Finnish television series

Huuliveikot is a Finnish sketch comedy series produced and shown from 1998 to 1999 on the television channel Nelonen. The series starred the actor-imitators Juha Laitila, Jukka Laaksonen and Joonas Myllyveräjä. The same imitator trio had previously starred in the sketch comedy series Kiitos ja hyvästi produced by Yleisradio in the early 1990s. The series was based on various sketches and musical performances. The characters were mostly imitations of various celebrities.

The series was followed by a sequel series called Huuliveikkojen paluu, which ran in 1999 and 2000, as well as Huuliveikot Joulukalenteri (lit. 'Huuliveikot Advent Calendar') which ran in 2000 and consisted of 24 single-minute episodes.

==Characters and sketches==
Some of the sketch characters also previously appeared in the imitator trio's earlier series Kiitos ja hyvästi.

- Martti Ahtisaari and his family
- Enska, Hanski and Simo: The titular character Simo has some kind of problem, and Enska and Hanski help him in his troubles.
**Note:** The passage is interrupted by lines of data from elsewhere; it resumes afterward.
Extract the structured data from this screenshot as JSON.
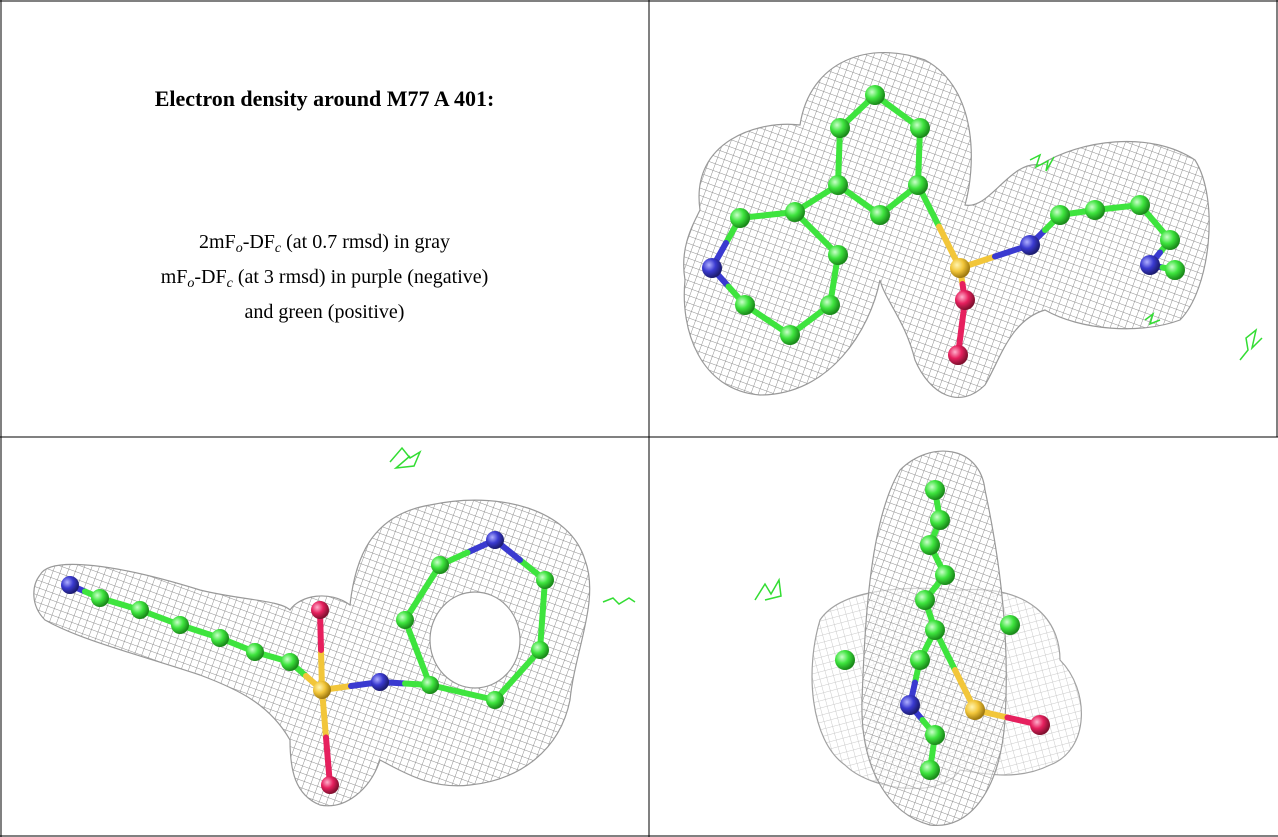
{
  "header": {
    "title": "Electron density around M77 A 401:"
  },
  "legend": {
    "lines": [
      [
        "2mF",
        "o",
        "-DF",
        "c",
        " (at 0.7 rmsd) in gray"
      ],
      [
        "mF",
        "o",
        "-DF",
        "c",
        " (at 3 rmsd) in purple (negative)"
      ],
      [
        "and green (positive)"
      ]
    ]
  }
}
Every sketch ends with Enska and Hanski giving something to Simo, to which Simo replies from behind his thick eyeglasses: Tällast' mä oon aina halunnu (Finnish for "This is what I have always wanted").
- The meteorologist Nuha Rööri
- Rane the builder and Aarno from Tihviä: Rane always does everything better than Arska, for example building a detached house while Arska makes a candle holder from a couple of wooden blocks. Parodies the character Remontti-Reiska (played by Jorma Piisinen) from the show Joka kodin asuntomarkkinat.
- Tatti, Töppö and Syöppö
- Onnenspelit: A parody of Onnenpyörä, the Finnish version of the game show Wheel of Fortune.
- Rudi Sabotage
- Kostokskanava: A parody of shopping channels.
- Thilia Thalia lällällää: A parody of the quiz show Thilia Thalia.
- Remu
- Kalevi and Tero, homosexual bartenders
- Live Väänänen and his course of negative thinking
- Luontoilta: A parody of the Luontoilta nature show where one expert was called "the special expert of all fields everywhere".
- Syyserot: A parody of the show Kesähäät.

==Other==
Juha Laitila and Jukka Laaksonen have later performed in a stand up comedy show called Ne Huuliveikot, containing stand up comedy and imitation.